O mercado de trabalho com o advento da inteligência artificial

Enviada em 12/03/2024

A Primeira Revolução Industrial, no século XVII, marcou a transição do trabalho

manual para a produção em larga escala com a introdução de maquinários. O século XXI enfrenta desafios semelhantes com a “Revolução Cibernética 4.0”, trazendo a automação e a Inteligência Artificial (IA) para o mercado de trabalho. Isso resulta em problemas nas relações de trabalho devido à negligência estatal na regulamentação da IA e à priorização do ganho de capital pelo setor privado.

O poder público falha em gerenciar o uso da IA no mercado de trabalho, apesar da Constituição Federal de 1988 garantir o trabalho como um direito social. Na prática, o governo federal permite que a IA substitua trabalhos humanos, como evidenciado pelo uso dela na geração de imagens publicitárias, aumentando o desemprego de ilustradores e desenhistas e desestabilizando a economia.
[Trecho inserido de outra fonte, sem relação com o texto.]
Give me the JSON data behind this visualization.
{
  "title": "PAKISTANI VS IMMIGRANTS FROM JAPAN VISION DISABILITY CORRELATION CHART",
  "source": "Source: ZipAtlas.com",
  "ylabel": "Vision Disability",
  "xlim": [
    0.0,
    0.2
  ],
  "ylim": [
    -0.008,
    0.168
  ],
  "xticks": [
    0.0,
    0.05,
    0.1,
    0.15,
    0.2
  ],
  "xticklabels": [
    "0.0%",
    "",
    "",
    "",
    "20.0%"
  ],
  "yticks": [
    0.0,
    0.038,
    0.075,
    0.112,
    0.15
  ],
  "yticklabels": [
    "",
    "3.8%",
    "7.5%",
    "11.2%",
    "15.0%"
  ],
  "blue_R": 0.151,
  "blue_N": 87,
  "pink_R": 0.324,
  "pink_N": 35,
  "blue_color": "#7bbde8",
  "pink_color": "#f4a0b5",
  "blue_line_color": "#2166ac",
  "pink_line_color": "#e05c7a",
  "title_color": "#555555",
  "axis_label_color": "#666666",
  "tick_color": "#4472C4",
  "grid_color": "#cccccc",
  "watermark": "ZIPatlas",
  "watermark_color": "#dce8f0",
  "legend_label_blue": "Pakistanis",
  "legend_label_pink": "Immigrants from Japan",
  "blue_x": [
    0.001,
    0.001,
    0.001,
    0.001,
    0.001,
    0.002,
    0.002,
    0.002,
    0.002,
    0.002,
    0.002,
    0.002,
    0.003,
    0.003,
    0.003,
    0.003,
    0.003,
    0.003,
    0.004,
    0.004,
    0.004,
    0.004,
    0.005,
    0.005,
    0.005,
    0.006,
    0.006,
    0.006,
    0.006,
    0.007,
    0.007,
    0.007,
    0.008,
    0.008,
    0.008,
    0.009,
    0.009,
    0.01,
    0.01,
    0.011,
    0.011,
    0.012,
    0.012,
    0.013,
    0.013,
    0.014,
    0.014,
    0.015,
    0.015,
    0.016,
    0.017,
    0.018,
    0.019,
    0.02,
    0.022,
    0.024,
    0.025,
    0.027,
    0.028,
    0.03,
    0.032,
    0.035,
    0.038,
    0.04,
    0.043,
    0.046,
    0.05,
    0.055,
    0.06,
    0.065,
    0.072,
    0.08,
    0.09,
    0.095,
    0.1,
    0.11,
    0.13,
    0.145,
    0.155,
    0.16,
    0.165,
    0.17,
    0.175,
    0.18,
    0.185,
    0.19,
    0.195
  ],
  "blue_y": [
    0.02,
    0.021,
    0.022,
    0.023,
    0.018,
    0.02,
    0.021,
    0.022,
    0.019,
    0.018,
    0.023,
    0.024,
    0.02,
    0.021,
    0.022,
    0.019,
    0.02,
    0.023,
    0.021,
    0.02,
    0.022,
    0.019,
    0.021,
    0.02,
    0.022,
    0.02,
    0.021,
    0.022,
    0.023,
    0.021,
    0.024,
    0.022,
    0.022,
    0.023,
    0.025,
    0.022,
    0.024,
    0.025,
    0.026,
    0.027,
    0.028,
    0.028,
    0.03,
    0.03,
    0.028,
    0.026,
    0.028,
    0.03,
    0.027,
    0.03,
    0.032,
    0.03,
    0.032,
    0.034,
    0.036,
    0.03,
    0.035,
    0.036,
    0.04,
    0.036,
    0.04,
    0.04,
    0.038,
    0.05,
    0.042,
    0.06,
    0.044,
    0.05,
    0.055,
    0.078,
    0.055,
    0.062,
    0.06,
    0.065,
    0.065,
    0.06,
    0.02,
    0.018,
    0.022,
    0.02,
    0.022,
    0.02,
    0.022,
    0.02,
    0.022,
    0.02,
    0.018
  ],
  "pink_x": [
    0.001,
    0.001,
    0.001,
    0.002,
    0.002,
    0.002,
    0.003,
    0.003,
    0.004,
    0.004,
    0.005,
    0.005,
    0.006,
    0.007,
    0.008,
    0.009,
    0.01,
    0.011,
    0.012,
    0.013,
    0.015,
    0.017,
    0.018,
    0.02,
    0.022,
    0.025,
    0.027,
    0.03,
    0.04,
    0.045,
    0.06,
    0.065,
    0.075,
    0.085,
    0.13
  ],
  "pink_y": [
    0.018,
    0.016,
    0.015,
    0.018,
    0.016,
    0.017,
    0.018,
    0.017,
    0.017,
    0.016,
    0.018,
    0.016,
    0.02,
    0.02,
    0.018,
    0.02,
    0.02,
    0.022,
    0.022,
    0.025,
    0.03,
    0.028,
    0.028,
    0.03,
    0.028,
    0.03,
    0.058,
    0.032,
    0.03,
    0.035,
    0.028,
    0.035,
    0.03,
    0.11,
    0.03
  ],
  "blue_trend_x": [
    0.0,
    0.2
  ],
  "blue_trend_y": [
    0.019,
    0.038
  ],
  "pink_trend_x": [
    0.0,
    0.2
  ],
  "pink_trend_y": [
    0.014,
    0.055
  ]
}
Empresas privadas que desenvolvem IA não se preocupam com o impacto nos empregos dos trabalhadores. Similarmente ao filme “Tempos Modernos” de Charles Chaplin, as IA aceleram o trabalho humano, resultando em violações trabalhistas e problemas de saúde mental. O setor privado prioriza o lucro, mesmo que isso custe o bem-estar dos trabalhadores.

Portanto, é relevante a dissolução do problema. Cabe ao governo federal a criação de uma “renda básica de cidadania”, garantindo condições mínimas para viver a partir de um auxílio financeiro, de modo que seja cobrado tributação das empresas de tecnologia que usufruam de IA no ambiente corporativo, com a finalidade de proteger cidadãos que tem seus empregos ameaçados pelo uso da tecnologia. Somente assim, é possível não repetir o cenário de exploração observado no século XVII.